Der Bereich Kunstdiebstahl, illegaler Kunsthandel wird in der Polizei heute sehr hoch eingeschätzt, auch auf der internationalen Ebene. Interpol hat eine eigene Abteilung dafür eingerichtet, auch Europol ist hier aktiv. Man muss davon ausgehen, Kunstraub ist Teil der organisierten Kriminalität. Kunstraub ist grenzüberschreitende Kriminalität. Das macht die Aufklärung natürlich schwer, kostenintensiv und personalintensiv, aber wir wissen, dass dieser Bereich wichtiger geworden ist, hier sind Millionen im Spiel, und von daher wird dieser Bereich polizeilich gesehen sehr ernst genommen.
Globe-M: Was unternimmt die Polizei dagegen? Oder ist hier eher die Politik gefragt?
Prof. Dr. Hans-Gerd Jaschke: Es handelt sich zunächst einmal um ein polizeirelevantes Delikt. Ein Raub ist ein Raub, der fällt in die Zuständigkeit der Polizei. Politisch, denke ich, kann man wenig tun, außer einer Stärkung der internationalen Polizeizusammenarbeit. Eine Rücknahme der Rahmenbedingungen ist für mich nicht denkbar, man kann Schengen oder die Globalisierung nicht zurücknehmen, das ist undenkbar. Von daher ist das eine Schattenseite der Globalisierung.

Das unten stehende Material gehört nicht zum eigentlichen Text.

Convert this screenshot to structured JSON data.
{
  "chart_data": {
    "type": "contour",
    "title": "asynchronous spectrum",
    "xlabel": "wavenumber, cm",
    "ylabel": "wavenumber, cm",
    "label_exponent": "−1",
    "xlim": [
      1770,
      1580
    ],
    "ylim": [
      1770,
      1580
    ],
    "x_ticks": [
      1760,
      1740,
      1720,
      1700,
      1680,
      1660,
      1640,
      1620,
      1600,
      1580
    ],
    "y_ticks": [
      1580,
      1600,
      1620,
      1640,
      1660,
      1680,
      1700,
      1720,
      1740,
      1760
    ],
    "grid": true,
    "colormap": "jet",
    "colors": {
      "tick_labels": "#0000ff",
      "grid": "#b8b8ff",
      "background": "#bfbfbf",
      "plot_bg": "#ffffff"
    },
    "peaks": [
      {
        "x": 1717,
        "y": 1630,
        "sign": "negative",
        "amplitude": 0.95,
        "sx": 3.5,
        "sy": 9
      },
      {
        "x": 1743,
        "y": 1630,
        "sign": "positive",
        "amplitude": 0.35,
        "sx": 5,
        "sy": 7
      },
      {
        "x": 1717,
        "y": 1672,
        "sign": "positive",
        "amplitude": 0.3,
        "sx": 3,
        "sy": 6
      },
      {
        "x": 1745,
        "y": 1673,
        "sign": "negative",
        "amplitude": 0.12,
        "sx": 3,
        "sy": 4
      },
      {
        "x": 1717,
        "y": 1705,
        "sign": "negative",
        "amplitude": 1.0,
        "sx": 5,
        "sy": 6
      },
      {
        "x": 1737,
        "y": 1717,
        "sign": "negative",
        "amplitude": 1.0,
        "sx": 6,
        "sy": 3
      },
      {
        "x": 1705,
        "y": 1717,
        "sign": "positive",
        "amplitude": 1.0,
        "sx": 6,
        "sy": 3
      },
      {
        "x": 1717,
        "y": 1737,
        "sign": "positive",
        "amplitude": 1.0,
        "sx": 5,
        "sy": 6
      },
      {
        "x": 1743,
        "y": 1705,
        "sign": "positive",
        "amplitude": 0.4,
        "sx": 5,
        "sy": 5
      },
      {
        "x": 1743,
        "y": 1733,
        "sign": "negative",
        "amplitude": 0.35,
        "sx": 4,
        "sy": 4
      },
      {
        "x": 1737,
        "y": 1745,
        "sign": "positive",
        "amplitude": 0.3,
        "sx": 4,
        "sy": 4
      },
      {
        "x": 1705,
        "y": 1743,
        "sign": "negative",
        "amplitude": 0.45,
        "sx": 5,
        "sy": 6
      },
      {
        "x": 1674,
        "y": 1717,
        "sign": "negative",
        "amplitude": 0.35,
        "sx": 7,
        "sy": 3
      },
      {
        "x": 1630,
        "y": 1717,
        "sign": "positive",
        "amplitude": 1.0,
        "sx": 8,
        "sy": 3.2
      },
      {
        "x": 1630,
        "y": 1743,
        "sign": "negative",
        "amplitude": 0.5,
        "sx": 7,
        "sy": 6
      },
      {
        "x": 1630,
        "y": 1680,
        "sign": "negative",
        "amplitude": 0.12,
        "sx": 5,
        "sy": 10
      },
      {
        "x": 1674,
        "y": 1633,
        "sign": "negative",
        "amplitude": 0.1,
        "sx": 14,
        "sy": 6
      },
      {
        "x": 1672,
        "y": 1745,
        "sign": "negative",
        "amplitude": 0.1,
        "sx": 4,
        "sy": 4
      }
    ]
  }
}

Globe-M: Vielen Dank für das Gespräch!
Zur Person
Prof. Dr. Hans-Gerd Jaschke lehrt an der Hochschule für Wirtschaft und Recht in Berlin, am Fachbereich Polizei- und Sicherheitsmanagement. Er ist ein international gefragter Experte für Politik der Inneren Sicherheit in Deutschland und Europa, Polizeiaus- und fortbildung im internationalen Kontext, sowie Politischer Extremismus, insbesondere Rechtsextremismus.
Publikationen (Auswahl):
Geschichte der deutschen Polizei vor und nach 1945: Kontinuitäten und Brüche, in: Bundeskriminalamt (Hg.), Das Bundeskriminalamt stellt sich seiner Geschichte. Dokumentation einer Kolloquienreihe, Luchterhand Verlag, Köln 2008, S. 37-62.
Politischer Extremismus. VS-Verlag, Wiesbaden 2006, 147 S. (= Reihe Elemente der Politik)Lizenzausgabe für die Bundeszentrale für Politische Bildung, Bonn 2007 (= Schriftenreihe der Bundeszentrale für Politische Bildung Bd. 621).
Globe-M sprach mit Prof. Dr. Hans-Gerd Jaschke am Rande der Tagung Das Verbrechen, die vom 4. bis 6. Juni in der Evangelischen Akademie Tutzing stattfand.